So, ich hab jetzt noch nen 2. Test hinzugefügt, der mehrere Fließkommaberechnungen (wie z.B. Sinus, Logarithmus und Wurzel) durchführt. 
Außerdem hab ich das Punktesystem überarbeitet, damit beide Tests nach dem selben Muster bewertet werden können. Deshalb kommen bei Test 1 andere Ergebnisse raus als bei der alten Version. Beide Tests dauern aufgrund von Optimierungen des Compilers weniger lange als zuvor. 
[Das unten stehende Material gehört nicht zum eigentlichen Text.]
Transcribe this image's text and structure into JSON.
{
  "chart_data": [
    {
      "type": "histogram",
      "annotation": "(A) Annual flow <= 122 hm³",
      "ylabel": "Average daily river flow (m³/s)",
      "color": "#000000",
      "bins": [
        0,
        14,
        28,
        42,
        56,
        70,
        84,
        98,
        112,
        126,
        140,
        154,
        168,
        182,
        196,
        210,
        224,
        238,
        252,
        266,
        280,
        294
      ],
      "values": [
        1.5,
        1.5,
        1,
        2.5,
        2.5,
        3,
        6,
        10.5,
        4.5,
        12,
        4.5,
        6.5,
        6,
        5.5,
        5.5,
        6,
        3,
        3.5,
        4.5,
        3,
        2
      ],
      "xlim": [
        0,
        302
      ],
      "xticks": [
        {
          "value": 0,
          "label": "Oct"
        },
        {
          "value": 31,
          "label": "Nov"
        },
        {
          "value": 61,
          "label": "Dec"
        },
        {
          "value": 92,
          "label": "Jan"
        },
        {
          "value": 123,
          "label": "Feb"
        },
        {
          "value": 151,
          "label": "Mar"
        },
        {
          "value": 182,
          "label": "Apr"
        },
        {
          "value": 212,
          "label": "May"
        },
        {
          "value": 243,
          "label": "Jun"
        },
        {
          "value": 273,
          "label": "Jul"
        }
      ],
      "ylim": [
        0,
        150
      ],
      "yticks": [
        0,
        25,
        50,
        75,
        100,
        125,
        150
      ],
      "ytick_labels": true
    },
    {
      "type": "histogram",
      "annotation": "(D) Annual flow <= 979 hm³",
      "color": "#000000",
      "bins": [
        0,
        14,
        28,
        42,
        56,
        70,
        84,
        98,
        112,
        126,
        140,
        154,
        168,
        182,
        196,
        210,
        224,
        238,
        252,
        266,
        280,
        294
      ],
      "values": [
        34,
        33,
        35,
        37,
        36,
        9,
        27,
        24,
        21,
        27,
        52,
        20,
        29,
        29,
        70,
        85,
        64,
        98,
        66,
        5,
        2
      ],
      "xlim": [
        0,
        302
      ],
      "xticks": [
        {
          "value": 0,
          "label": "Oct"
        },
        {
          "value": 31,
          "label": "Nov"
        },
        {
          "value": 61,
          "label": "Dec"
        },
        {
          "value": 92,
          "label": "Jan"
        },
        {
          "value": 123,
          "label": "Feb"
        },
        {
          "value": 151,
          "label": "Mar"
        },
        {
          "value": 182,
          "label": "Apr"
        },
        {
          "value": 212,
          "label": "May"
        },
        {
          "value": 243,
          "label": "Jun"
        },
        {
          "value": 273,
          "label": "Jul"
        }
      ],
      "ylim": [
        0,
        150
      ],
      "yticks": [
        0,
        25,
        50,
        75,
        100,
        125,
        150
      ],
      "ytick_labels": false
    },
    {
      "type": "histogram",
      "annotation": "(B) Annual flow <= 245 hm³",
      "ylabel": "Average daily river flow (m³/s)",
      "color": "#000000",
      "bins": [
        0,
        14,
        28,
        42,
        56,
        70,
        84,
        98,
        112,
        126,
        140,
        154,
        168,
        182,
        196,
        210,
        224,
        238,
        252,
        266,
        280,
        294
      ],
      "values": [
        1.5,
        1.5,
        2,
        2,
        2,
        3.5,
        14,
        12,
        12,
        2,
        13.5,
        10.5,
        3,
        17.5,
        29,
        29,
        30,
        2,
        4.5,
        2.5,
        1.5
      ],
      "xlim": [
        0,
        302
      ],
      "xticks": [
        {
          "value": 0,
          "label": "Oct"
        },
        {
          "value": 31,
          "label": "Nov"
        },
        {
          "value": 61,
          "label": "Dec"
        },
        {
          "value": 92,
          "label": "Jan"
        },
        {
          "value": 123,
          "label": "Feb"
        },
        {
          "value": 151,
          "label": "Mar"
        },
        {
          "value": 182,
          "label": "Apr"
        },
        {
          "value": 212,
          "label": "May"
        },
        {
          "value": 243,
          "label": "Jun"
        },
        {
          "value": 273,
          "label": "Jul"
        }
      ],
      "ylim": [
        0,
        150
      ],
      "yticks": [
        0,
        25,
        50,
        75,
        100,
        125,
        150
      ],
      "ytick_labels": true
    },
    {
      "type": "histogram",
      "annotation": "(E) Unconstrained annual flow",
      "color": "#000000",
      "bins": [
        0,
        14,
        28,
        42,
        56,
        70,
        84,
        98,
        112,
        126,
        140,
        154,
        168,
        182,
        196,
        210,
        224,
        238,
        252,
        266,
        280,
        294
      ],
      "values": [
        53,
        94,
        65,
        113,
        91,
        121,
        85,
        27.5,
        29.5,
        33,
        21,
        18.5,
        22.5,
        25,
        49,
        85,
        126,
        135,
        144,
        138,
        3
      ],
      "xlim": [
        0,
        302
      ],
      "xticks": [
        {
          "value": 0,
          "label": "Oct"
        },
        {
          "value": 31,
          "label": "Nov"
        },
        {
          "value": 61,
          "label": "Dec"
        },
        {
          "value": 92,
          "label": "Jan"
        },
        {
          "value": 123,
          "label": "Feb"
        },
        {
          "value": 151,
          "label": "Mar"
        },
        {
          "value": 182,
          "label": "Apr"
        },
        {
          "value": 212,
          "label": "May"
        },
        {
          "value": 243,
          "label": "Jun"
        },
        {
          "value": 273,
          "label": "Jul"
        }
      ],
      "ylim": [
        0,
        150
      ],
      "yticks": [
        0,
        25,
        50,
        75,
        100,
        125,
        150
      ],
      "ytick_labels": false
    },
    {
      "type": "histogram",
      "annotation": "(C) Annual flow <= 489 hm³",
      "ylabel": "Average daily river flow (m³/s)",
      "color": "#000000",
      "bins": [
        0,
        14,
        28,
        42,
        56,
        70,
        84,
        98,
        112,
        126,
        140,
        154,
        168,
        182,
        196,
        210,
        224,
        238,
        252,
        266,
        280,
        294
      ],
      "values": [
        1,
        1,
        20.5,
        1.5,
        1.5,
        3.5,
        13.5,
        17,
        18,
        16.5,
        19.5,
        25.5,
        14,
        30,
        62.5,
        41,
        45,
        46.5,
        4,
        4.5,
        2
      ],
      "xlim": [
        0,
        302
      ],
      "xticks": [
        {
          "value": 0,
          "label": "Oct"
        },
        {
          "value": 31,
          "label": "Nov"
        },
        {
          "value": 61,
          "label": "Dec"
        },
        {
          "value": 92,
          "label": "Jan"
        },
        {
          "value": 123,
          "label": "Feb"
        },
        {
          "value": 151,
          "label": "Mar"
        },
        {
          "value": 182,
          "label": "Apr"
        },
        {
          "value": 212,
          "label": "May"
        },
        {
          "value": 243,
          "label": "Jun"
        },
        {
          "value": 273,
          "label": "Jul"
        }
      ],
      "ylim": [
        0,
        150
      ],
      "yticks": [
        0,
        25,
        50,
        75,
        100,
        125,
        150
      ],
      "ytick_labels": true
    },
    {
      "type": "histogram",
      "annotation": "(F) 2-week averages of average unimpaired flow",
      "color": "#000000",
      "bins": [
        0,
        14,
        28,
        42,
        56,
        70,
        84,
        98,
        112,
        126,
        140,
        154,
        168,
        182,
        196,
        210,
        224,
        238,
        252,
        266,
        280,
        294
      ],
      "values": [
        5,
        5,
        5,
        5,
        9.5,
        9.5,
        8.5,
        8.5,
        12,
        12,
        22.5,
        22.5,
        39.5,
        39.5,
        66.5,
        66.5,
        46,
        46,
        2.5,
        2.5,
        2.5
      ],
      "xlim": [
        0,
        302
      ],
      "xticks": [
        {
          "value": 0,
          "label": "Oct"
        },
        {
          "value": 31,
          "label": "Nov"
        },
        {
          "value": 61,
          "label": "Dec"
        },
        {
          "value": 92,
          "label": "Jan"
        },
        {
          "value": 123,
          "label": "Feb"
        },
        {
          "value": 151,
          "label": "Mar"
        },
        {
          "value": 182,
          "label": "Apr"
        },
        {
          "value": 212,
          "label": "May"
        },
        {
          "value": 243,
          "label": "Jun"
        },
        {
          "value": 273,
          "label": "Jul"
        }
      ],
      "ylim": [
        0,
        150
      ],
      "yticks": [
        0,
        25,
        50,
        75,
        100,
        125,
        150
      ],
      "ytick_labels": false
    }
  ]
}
Ich habe die neue Version im Startpost angehängt. 

Mein Ergebnis:
58.68 Punkte mit meinem Phenom II @ 3,6 GHz. 

lg KoK


----------



## LosUltimos (24. Oktober 2010)

Mein Ergebnis:
59.80 mit meinen Core 2 Duo E8500 @ 3,8 Ghz.


----------



## bingo88 (24. Oktober 2010)

Scheint ja ganz gut mit der Taktrate zu skalieren...


----------



## KingofKingzZ (25. Oktober 2010)

Habe mal getestet was ich mit 2,2 GHz erreiche: 35.6 (ges), 15.6 (test1), 25.0 (test2). 
Skaliert also ganz gut.


----------



## Pyroplan (25. Oktober 2010)

jetzt fehlt nur noch multicore untersützung


----------



## KingofKingzZ (25. Oktober 2010)

Jap, werde mir das die nächsten Tage mal anschauen. 
Da ich aber im Moment relativ wenig Zeit habe, kann ich noch nicht sagen, wann es fertig sein wird


----------



## Mastermaisi777 (27. Oktober 2010)

KingofKingzZ schrieb:


> @ Mastermaisi777: Und, was ist dabei rausgekommen?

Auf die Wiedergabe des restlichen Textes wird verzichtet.